Perhaps, for first time in my life, I will spoil my vote
YES VOTERS, like Tolstoy’s happy families, are essentially alike (if not quite happy), while each No and Don’t Know represents a unique form of unhappiness.
On second thoughts, most Yes votes will probably be just as negative as most Nos, being based on nothing more positive than terror of the future.
All I know for certain, less than a week from polling day, is that I will be voting Not Yes.
Not Yes is not the same as No, but neither is it a halfway-house between a positive and a negative. It is really a different kind of Yes.
For once, the conventional platitude that those who “don’t vote don’t count” becomes transparent in its spuriousness. Not to vote is to vote Not Yes, while avoiding voting No. Or perhaps, for the first time in my life, I will spoil my vote, but in a special, calculated way – by writing “Not Yes” across it.
But who will notice or care? It is not that No is for me the wrong answer, but that I know it will be misinterpreted as a vote for Sinn Féin or some other cynical entity with even less chance of having to implement the consequences of what emerges and deal with what happens next. A No will sound like the inarticulate speech of the unknowing, the unthinking and the beyond caring, whereas a Not Yes could be a way of making a precise point.
This referendum, then, when you start to really think about it, is far more complex than a black or white choice between Yes and No.

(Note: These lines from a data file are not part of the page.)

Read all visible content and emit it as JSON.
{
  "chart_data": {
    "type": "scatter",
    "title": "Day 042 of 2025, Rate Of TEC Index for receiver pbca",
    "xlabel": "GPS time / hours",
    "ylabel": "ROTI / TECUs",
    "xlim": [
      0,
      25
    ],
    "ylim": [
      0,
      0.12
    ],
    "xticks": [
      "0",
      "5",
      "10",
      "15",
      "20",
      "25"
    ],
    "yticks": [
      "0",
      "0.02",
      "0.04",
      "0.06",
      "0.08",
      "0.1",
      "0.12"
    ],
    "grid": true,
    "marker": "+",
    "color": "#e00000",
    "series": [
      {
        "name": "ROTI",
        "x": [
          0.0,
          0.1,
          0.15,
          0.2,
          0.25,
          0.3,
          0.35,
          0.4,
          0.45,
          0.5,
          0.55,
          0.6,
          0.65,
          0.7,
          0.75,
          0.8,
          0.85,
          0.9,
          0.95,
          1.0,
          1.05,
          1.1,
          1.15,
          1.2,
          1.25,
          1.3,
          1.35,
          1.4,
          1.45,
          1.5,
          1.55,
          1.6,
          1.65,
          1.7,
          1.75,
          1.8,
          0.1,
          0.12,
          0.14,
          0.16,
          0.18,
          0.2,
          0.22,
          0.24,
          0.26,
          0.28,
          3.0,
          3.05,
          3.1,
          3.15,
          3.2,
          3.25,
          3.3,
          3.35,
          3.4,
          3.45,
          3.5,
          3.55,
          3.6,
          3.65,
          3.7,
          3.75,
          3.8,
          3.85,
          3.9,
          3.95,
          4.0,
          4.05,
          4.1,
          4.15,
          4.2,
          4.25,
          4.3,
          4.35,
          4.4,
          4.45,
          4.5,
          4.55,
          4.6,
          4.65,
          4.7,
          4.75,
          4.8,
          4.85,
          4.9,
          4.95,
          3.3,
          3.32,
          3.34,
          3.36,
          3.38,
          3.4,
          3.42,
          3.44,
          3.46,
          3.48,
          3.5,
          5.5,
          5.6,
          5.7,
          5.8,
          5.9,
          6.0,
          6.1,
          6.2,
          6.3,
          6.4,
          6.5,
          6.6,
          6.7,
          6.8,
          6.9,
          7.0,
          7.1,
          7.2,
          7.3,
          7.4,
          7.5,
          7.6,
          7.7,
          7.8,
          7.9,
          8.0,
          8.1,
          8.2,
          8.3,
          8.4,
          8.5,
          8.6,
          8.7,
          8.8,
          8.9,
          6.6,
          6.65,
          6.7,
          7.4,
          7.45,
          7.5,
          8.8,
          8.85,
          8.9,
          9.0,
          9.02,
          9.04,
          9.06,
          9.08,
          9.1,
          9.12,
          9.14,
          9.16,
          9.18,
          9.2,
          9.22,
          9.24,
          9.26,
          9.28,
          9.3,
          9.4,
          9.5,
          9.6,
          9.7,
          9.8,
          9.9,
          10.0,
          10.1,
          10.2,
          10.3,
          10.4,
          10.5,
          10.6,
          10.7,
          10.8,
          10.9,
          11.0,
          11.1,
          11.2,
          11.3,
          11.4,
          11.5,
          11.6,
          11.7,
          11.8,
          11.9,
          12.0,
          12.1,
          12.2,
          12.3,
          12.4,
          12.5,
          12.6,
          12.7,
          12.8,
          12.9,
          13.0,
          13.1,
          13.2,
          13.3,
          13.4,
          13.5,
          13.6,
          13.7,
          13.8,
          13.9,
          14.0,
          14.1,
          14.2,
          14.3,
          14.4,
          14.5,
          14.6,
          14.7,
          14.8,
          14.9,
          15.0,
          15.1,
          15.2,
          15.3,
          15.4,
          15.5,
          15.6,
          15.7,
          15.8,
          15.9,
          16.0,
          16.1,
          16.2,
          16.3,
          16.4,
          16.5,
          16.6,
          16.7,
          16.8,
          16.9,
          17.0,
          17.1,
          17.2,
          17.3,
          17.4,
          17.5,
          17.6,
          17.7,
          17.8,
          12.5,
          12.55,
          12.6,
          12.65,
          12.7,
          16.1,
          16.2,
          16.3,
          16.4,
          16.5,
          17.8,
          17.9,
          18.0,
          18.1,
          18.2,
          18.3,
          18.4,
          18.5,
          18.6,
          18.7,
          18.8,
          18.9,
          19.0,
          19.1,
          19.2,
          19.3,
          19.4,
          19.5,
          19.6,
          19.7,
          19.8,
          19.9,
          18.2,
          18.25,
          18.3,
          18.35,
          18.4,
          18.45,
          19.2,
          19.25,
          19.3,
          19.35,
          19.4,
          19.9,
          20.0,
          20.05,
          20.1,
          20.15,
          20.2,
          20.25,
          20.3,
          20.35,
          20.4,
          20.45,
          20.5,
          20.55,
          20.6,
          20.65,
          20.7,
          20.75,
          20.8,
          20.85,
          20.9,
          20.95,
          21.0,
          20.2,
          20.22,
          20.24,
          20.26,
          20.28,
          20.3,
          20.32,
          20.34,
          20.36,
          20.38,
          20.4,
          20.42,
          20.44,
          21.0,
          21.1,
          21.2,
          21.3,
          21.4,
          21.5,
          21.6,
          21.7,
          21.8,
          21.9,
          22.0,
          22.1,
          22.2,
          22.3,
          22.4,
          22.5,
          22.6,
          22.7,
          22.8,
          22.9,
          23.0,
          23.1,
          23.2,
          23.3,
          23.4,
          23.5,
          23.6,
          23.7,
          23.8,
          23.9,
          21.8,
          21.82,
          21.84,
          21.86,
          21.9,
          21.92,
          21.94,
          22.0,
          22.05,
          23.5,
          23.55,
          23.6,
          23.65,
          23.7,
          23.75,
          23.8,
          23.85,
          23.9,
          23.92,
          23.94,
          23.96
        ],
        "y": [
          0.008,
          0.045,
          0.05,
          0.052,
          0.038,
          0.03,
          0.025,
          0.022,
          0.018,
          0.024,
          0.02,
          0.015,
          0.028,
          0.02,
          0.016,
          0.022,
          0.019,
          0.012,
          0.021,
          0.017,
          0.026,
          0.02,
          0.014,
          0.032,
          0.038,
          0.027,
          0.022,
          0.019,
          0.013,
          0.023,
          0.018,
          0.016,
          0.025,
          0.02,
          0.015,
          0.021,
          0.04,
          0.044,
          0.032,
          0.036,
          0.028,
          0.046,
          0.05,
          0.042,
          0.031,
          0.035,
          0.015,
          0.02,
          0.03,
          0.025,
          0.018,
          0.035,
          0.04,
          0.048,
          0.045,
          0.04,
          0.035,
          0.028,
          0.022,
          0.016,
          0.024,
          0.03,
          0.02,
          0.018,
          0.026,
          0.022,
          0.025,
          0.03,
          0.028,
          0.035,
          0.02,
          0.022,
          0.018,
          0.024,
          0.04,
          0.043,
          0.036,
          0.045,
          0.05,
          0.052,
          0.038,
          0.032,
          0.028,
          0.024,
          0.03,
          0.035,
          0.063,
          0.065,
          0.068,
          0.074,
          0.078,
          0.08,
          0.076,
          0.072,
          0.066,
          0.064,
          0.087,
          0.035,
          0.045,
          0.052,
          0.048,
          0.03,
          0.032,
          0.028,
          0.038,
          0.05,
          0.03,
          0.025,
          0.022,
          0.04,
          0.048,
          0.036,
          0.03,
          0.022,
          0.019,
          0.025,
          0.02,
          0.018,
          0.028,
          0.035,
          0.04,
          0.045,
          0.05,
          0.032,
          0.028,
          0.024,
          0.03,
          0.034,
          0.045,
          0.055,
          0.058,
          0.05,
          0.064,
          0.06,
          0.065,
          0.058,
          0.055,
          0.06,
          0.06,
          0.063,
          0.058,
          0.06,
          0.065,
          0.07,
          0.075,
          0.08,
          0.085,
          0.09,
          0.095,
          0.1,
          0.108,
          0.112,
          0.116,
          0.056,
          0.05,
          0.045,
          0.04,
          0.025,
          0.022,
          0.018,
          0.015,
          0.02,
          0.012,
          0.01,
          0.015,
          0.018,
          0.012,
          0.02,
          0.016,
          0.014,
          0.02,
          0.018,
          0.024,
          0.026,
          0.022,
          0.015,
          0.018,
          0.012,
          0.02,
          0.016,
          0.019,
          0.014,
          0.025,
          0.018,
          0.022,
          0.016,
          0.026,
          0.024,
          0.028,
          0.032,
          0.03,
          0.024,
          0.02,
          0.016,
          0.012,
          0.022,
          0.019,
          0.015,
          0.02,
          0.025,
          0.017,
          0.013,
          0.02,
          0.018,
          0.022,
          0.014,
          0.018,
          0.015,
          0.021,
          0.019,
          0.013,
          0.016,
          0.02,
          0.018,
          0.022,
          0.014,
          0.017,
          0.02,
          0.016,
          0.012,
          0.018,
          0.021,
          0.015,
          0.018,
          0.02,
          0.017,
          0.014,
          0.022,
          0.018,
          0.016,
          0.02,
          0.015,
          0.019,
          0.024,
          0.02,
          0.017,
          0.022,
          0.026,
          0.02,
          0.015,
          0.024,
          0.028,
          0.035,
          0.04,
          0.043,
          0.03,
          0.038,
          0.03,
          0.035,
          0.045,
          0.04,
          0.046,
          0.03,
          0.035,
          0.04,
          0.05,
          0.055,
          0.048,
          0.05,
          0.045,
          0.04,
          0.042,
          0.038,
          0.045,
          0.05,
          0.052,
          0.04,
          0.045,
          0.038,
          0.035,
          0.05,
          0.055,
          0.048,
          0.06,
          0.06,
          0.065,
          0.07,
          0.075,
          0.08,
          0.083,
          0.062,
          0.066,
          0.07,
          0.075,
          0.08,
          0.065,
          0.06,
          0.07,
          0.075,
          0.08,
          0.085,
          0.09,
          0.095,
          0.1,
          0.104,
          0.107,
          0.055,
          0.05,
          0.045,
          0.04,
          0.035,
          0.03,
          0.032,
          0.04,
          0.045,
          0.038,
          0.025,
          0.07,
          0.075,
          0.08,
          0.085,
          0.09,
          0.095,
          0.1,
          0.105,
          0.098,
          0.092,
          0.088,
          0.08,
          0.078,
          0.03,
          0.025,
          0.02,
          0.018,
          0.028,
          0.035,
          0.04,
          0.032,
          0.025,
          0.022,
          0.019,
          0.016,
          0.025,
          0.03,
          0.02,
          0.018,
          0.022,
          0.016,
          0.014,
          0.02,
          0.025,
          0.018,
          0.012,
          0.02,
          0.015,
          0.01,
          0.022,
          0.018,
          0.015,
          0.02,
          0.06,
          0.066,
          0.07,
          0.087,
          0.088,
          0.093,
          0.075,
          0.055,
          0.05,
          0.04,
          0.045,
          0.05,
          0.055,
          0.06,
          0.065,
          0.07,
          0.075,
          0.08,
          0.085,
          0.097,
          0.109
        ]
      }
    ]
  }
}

There are umpteen shades of grey, but there has been minimal space for any of this complexity in a debate characterised by two opposing forms of condescension. On the one hand there has been the condescension of what might broadly be termed “the establishment”, insisting that there is no rational answer but Yes; on the other, the condescension of those who urge us to vote No in the hope of feathering their political nests with the meagre, ragged down of our disillusion. The real question in this referendum is rather different from the one on the voting papers, or being discussed in the referendum debates.
The real question is the unwritten plea being issued to the electorate by the current generation of politicians-in-power.
It goes something like this: “Since we have no possibility of continuing to run the Irish State other than on the take-it-or-leave-it basis currently laid down by our, eh, partners – and set out unambiguously in this ‘stability pact’ – do we have your unconditional agreement to do anything we consider necessary to keep the money coming? Yes or No?” Thus, in this campaign, Fianna Fáil and Fine Gael have finally given voice to their ideological interchangeability. The worst nightmare of this generation of politicians would be to wake up one morning and have to face the prospect of organising Ireland’s affairs outside of the embrace of the dependency that has sustained it for so long.